What makes an ordinary person do extraordinary things; in particular, extraordinarily bad things?

That question was answered in part by a French television programme shown last night on France 2. The 80 participants in "The Game of Death" had signed contracts to be in what they thought was a pilot for a new reality show. The contracts stipulated that they should administer electric shocks to a hidden contestant, whenever the latter failed to answer a question correctly. Egged on by a glamorous presenter, and an enthusiastic audience, they did just that, despite the voltages getting bigger and bigger, and the hidden contestant screaming and begging them to stop. Fully 80% of the participants hit the button for the maximum shock of 460 volts, a potentially lethal amount.

The show was a sham. There was no electricity, and the hidden contestant was an actor. What the documentary producers wanted to show was how ordinary people could do awful things, if put in a position where they have to defer to authority. In other situations, that authority could be a military person; in this case, it was the combination of national TV and a persuasive hostess. The result is disturbing.

The first foreign country I ever visited was Germany, as a teenager on a language exchange. As a Brit, I had grown up to believe that Germans were bad, a view reinforced by the fact that my mother's house had been bombed in the Coventry blitz while she was a girl. Yet I liked Germany and I liked the Germans I met. A couple of men in the factory where I later worked had been on the Eastern Front, and I tried to work out how these mild-mannered people could have got caught up in something so awful as Hitler's Third Reich. Why didn't more people disobey or rebel?

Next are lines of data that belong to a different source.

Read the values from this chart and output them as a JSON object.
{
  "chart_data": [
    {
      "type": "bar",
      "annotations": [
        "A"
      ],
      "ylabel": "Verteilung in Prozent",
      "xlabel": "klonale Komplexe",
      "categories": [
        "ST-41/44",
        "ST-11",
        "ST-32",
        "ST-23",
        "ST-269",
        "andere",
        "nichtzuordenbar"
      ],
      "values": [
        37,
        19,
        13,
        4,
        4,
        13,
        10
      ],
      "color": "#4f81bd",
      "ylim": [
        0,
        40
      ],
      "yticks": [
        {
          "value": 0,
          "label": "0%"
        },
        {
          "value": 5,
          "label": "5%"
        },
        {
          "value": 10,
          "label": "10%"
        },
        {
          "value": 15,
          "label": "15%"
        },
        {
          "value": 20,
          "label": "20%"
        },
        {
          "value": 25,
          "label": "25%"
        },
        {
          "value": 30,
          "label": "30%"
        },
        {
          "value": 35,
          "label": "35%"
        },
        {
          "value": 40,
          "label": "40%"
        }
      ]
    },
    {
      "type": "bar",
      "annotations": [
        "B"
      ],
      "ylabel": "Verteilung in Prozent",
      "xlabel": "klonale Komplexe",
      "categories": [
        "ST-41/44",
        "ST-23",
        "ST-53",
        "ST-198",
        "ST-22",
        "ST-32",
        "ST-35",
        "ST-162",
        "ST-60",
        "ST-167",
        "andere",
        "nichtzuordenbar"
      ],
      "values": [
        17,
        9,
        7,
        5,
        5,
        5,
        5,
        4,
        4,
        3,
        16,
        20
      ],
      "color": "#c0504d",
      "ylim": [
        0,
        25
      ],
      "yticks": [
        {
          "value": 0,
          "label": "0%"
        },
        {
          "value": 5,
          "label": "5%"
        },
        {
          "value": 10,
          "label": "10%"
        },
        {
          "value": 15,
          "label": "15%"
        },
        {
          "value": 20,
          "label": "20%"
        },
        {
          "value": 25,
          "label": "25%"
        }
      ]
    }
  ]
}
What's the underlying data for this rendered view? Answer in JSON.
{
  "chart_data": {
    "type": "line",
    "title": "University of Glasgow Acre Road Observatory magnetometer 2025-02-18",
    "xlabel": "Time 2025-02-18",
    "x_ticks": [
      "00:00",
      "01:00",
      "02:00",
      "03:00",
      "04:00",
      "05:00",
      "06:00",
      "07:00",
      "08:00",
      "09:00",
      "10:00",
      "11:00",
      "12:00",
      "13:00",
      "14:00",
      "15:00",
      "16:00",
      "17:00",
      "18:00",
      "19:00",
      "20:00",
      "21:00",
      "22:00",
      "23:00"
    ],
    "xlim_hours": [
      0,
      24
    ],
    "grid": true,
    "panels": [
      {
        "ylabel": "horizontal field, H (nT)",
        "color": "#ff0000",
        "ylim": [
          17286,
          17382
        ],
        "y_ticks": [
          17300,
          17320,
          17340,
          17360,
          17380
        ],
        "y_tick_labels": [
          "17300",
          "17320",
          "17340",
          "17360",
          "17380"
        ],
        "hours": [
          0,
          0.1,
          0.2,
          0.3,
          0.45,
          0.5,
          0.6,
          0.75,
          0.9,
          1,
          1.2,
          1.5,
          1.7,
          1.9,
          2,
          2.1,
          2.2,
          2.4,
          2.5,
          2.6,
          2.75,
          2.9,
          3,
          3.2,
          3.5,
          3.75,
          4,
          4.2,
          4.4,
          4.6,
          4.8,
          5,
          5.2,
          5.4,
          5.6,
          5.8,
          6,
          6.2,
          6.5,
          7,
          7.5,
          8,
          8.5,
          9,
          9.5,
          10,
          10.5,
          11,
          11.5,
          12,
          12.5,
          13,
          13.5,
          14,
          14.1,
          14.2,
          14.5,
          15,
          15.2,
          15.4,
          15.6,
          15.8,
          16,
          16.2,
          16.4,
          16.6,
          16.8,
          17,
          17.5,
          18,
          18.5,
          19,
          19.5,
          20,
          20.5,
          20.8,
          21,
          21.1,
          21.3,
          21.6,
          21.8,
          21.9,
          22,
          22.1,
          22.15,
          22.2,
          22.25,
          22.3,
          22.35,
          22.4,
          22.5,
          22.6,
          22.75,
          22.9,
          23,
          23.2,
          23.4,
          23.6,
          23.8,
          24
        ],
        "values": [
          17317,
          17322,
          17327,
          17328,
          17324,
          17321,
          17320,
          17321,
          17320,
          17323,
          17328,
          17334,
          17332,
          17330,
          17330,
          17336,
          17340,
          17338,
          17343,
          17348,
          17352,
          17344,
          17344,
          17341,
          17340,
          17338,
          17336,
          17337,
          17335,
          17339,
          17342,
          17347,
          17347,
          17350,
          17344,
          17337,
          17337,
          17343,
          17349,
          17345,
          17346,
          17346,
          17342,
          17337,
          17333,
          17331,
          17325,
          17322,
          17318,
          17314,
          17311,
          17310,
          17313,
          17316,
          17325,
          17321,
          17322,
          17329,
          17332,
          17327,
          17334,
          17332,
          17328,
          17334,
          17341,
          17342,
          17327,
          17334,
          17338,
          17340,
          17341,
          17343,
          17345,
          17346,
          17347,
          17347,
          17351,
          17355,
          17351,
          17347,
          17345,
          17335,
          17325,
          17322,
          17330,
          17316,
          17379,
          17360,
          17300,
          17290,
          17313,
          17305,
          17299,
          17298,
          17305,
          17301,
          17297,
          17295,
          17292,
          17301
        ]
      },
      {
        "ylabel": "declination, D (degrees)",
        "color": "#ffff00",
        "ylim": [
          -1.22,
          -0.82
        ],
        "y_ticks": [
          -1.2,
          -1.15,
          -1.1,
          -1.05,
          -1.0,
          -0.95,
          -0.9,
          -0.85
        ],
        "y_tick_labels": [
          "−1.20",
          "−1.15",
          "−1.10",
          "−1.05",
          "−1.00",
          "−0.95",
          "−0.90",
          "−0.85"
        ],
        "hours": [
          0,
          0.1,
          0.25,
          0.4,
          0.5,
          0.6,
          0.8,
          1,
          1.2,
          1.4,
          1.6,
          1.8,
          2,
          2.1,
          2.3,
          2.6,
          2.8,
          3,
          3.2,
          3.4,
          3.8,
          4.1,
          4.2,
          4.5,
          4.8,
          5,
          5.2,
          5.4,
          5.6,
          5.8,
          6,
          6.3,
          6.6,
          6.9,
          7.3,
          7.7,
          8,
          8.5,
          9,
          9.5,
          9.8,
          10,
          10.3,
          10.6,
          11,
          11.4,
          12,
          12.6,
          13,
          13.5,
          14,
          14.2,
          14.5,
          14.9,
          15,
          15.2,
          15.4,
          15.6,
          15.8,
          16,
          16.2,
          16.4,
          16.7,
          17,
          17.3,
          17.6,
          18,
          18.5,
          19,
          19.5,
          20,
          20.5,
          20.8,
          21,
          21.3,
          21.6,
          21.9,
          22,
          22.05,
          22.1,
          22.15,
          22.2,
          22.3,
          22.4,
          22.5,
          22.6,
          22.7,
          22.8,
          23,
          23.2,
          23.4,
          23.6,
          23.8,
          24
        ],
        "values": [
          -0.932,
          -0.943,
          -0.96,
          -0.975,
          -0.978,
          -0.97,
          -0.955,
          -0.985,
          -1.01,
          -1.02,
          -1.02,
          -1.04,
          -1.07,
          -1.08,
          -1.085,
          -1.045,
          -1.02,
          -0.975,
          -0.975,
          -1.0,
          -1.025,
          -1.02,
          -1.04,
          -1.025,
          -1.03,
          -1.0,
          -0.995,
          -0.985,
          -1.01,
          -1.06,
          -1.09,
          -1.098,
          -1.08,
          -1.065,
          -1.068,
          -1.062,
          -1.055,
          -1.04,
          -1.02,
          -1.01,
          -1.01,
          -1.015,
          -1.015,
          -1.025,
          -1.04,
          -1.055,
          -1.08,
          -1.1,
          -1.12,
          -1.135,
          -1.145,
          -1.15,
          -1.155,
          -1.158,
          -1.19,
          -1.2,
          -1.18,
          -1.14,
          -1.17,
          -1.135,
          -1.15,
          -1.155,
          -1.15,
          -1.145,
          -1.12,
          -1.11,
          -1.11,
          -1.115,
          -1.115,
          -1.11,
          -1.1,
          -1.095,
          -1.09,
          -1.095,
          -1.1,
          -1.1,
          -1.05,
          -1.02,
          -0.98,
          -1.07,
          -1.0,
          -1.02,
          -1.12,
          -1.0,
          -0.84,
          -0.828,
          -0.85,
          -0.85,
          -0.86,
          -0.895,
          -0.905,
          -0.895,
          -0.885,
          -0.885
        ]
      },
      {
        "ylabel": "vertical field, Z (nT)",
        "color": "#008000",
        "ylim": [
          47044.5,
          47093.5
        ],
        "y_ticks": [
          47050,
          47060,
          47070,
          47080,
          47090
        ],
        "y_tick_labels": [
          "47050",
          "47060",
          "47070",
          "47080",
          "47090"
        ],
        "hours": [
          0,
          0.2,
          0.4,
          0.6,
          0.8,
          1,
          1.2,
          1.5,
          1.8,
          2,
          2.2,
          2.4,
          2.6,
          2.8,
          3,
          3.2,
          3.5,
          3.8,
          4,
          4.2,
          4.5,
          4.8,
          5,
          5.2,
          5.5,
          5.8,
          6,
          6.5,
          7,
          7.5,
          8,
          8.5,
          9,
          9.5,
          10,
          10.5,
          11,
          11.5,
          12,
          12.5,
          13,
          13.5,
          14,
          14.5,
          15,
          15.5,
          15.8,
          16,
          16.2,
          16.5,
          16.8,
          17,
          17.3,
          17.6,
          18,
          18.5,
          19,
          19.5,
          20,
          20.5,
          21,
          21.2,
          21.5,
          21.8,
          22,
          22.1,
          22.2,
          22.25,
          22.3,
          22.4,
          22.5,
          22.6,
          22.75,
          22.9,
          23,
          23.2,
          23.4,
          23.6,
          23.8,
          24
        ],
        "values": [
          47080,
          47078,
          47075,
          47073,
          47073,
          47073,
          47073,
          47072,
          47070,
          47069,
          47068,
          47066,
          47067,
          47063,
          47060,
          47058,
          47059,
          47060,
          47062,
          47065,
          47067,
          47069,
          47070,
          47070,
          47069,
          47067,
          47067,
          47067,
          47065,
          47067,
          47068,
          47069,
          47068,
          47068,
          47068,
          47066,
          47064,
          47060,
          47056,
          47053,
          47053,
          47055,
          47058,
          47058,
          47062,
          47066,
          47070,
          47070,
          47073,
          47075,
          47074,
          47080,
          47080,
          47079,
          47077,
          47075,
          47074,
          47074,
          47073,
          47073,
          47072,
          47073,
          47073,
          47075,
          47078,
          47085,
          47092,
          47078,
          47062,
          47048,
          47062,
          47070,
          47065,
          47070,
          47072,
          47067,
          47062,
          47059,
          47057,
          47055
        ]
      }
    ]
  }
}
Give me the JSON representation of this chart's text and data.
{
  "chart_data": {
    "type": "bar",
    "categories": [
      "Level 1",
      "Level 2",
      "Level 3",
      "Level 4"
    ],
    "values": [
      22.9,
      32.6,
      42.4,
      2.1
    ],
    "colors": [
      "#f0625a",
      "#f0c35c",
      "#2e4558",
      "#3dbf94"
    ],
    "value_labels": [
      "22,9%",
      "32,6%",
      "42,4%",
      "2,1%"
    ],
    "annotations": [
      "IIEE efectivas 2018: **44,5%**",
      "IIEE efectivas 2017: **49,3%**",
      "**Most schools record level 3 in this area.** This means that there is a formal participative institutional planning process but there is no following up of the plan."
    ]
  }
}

The answer, confirmed it seems by the game show experiment, is that we are programmed to obey. If the message is attractive enough and the figure of authority is persuasive enough, then it takes a very large amount of willpower not to be bowled along by it. Before you know what you are doing, you have imperceptibly shifted from being an ordinary person, living in harmony with your Jewish neighbours, to denouncing them and helping send them off to concentration camps. You wouldn't do that of your own accord; but if the system to do it is put in place, then you go along with it.

This has lessons in my view for today. In particular, one should beware of people in public life, who peddle simple messages. The world is a complicated place; and if there were an easy solution to a problem, then someone would have found it by now. Iraq is perhaps the best modern example of a simple message that went wrong. But there will be others.